Sundance held the cloak against herself tightly. It was just the kind of cloak she liked. The little bells shook themselves free and jingled cheerfully in the morning air. It was not the first time Sundance had seen gifts like these. She’d turned fourteen this New Year and since then, a series of gifts had begun to appear outside her home. She knew which family this bag had come from, and she also knew that if she accepted it, a man would turn up one evening, walk proudly into her house and sit down at the hearth. Then he would lead her by the hand to another home.
Sundance gazed longingly at the gifts. She had no intention of accepting them because she did not want to move to anyone’s house just yet. She wanted to be left in peace to enjoy the pleasures of being fourteen. She sighed regretfully, then folded the cloak and put it back in the bag. Provided she did not take the bag into her house, it would be retrieved by its owner by the following morning. And when he and she bumped into each other in the future, they would smile and greet each other as if nothing had happened.
Waterfowl skimmed the surfac
e of the river, the sounds of their beating wings echoing in the still air of the village. It was Sunday and most of the tribe were in church. Her mother and younger brothers and sisters had gone too. The priest was a White man. When he first arrived, none of the tribe members wanted to convert to the White man’s religion, but after the Chief was converted, the others had followed suit. It happened like this: one day his wife became possessed by demons; she rolled around on the floor of their house, foaming at the mouth, and bit off half her tongue. The tribe’s healer and the shaman tried to rid her of the demons without success. The priest then brought out a little bottle, poured a spoonful of pink liquid and forced it between her lips. Her fits stopped immediately. “What’s that magic bottle that chased the demons out of her?” asked the Chief. “It’s not the bottle that expelled her demons,” replied the priest. “It’s a spirit called Jesus.” And so the Chief was converted.

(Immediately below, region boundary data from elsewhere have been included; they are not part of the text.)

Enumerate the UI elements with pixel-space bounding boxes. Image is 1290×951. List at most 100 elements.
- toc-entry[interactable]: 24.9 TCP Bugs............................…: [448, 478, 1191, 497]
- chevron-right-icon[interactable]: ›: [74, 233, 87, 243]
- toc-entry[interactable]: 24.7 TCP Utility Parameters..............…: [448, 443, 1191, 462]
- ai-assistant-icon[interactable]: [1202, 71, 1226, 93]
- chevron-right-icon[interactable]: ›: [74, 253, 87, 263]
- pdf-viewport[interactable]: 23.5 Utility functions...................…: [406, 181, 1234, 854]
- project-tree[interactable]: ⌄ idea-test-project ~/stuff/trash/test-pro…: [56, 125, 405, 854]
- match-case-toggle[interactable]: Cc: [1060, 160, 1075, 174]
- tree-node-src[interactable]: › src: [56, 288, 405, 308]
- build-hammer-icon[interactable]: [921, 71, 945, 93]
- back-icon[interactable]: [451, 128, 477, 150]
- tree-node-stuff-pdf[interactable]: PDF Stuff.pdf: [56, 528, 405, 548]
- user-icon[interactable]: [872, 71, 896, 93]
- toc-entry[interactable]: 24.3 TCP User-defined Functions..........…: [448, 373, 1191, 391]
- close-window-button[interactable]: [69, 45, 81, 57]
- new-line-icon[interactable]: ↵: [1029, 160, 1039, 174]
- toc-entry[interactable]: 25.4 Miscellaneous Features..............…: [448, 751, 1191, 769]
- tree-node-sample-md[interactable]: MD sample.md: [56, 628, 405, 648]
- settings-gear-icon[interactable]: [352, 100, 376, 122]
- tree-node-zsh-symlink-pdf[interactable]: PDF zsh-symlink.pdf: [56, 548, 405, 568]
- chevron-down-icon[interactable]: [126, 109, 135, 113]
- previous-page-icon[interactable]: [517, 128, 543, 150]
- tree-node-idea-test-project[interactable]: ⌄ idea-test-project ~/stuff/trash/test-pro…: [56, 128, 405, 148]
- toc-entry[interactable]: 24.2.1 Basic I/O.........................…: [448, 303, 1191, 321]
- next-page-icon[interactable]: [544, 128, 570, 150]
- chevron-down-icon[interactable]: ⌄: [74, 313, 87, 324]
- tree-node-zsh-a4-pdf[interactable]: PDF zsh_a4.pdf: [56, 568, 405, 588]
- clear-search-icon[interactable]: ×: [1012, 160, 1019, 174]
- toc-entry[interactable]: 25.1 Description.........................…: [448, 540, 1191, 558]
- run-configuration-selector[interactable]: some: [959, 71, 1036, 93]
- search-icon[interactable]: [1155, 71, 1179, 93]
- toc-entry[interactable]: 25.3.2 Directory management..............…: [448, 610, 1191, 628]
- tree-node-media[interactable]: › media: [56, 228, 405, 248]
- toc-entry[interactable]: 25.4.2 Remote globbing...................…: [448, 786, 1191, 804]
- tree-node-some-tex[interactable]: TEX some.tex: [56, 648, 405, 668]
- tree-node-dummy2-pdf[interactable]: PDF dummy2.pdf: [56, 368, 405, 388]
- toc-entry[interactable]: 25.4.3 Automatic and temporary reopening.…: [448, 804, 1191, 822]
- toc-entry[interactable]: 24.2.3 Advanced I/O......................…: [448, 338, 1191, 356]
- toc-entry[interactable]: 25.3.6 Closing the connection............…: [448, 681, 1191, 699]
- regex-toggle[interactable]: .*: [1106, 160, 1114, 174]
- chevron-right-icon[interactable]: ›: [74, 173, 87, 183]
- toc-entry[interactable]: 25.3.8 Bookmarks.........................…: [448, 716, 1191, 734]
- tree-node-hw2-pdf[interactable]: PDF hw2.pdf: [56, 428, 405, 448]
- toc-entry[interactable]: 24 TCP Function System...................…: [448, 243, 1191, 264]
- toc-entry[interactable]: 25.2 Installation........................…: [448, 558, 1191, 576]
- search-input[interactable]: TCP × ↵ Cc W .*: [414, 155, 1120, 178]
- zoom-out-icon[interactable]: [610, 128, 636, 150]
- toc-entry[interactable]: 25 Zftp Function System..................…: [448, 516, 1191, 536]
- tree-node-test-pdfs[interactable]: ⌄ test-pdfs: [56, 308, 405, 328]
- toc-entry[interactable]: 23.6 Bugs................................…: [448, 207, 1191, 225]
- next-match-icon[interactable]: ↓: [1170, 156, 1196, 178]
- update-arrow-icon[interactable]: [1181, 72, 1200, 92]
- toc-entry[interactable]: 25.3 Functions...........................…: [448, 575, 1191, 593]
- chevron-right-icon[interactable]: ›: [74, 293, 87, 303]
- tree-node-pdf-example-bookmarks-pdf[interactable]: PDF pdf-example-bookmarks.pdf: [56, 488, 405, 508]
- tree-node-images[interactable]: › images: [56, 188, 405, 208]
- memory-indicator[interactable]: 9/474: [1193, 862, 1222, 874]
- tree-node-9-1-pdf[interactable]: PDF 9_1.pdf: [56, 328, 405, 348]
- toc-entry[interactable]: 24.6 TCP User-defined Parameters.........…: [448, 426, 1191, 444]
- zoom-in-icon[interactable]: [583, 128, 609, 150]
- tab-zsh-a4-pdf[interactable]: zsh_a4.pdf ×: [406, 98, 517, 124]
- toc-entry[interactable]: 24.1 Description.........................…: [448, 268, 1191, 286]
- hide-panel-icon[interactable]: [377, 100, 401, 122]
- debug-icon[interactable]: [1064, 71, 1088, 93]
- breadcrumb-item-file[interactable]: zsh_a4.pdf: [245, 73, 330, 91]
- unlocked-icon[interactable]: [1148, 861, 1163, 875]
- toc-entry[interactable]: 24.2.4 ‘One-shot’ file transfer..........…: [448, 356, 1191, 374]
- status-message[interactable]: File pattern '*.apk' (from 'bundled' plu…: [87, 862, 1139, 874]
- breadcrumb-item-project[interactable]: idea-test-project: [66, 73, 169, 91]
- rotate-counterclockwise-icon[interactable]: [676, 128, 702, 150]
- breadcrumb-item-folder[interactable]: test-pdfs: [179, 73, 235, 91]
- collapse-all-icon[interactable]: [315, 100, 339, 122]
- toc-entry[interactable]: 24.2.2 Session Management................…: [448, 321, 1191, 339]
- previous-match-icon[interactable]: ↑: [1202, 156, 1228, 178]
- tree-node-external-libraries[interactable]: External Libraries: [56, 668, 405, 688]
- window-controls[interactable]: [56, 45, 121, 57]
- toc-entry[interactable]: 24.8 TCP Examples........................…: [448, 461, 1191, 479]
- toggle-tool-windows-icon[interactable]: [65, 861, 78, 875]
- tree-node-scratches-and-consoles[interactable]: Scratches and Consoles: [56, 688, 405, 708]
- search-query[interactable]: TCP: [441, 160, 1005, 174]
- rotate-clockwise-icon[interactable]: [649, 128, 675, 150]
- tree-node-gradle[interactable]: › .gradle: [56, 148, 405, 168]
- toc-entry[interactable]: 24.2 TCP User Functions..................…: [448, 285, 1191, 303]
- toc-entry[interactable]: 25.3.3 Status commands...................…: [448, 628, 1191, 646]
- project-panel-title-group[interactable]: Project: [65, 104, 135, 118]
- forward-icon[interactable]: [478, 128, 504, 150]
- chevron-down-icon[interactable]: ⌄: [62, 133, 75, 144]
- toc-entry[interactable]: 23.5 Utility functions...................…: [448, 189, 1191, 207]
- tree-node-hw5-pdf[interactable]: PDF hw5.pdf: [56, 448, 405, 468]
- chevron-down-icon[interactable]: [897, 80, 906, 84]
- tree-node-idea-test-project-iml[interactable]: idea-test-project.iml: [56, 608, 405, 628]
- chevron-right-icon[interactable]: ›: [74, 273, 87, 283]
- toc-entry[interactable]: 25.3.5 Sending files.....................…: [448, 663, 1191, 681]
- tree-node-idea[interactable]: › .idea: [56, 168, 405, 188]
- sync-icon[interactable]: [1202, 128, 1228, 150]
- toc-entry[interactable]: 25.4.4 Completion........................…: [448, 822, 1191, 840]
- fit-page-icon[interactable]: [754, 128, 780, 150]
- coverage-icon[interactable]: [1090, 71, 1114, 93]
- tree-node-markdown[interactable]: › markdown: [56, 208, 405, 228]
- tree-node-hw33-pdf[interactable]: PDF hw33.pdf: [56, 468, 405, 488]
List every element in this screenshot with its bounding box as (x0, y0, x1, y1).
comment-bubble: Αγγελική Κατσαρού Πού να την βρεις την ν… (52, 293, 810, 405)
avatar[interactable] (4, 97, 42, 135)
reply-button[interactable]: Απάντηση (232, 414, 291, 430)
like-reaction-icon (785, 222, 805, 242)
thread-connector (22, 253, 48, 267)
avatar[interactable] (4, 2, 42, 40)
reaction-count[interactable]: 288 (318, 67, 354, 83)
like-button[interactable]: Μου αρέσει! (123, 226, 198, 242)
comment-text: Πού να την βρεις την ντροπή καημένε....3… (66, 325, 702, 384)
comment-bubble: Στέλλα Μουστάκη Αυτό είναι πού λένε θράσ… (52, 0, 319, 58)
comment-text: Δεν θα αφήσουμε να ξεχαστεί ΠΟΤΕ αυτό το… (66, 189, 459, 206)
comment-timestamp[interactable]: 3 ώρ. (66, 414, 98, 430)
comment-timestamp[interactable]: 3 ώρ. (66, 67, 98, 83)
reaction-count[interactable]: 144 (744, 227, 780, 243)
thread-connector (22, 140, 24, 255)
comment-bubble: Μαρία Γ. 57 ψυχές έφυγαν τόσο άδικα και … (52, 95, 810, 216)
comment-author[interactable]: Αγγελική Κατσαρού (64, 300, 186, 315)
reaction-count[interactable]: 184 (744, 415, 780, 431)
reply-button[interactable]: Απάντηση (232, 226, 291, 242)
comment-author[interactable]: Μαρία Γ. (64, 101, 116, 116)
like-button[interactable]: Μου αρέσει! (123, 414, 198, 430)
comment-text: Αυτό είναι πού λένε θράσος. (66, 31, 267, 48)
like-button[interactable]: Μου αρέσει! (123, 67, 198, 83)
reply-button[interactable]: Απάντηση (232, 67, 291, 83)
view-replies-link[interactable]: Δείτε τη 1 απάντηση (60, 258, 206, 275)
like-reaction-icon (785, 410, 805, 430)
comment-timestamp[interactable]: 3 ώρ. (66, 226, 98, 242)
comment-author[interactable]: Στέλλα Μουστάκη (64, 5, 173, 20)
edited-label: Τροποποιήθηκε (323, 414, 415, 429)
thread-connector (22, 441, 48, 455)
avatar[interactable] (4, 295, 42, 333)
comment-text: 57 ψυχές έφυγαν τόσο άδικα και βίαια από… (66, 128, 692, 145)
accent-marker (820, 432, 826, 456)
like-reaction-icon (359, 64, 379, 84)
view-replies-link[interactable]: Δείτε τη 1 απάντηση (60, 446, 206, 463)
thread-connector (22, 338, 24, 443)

Sundance was waiting for her father to come home. That was why she had not gone to church with the others. She would help him tie up the boat and unload the things he had bought. He paddled into town to barter dried salmon and reed mats for rice and charcoal. Last year, great shoals of salmon beached themselves in the shallows. Sundance and her mother spent days drying the fish on a rock at the riverbank. The fish hung in strips from the ceiling, as crowded as dancers at a powwow. Her father had gone two days ago, and was expected back today. Sundance and her mother had asked him to buy them each a little black hat with a brim, of the sort that fashionable White women wore in the city.
The priest knew perfectly well that waiting for her father was just an excuse. Sundance did not want to spend a warm, sunny Sunday listening to the priest’s dry sermons about God. To Sundance, God was as free as the wind and the clouds and did not like being cooped up inside. She knew she was more likely to find God in a bird’s wing than in church. When she made her excuses, the priest did not try to force her; he knew that she could trounce his arguments with a single pronouncement, ready to trip off her tongue when the need arose. So the priest treated her with some caution.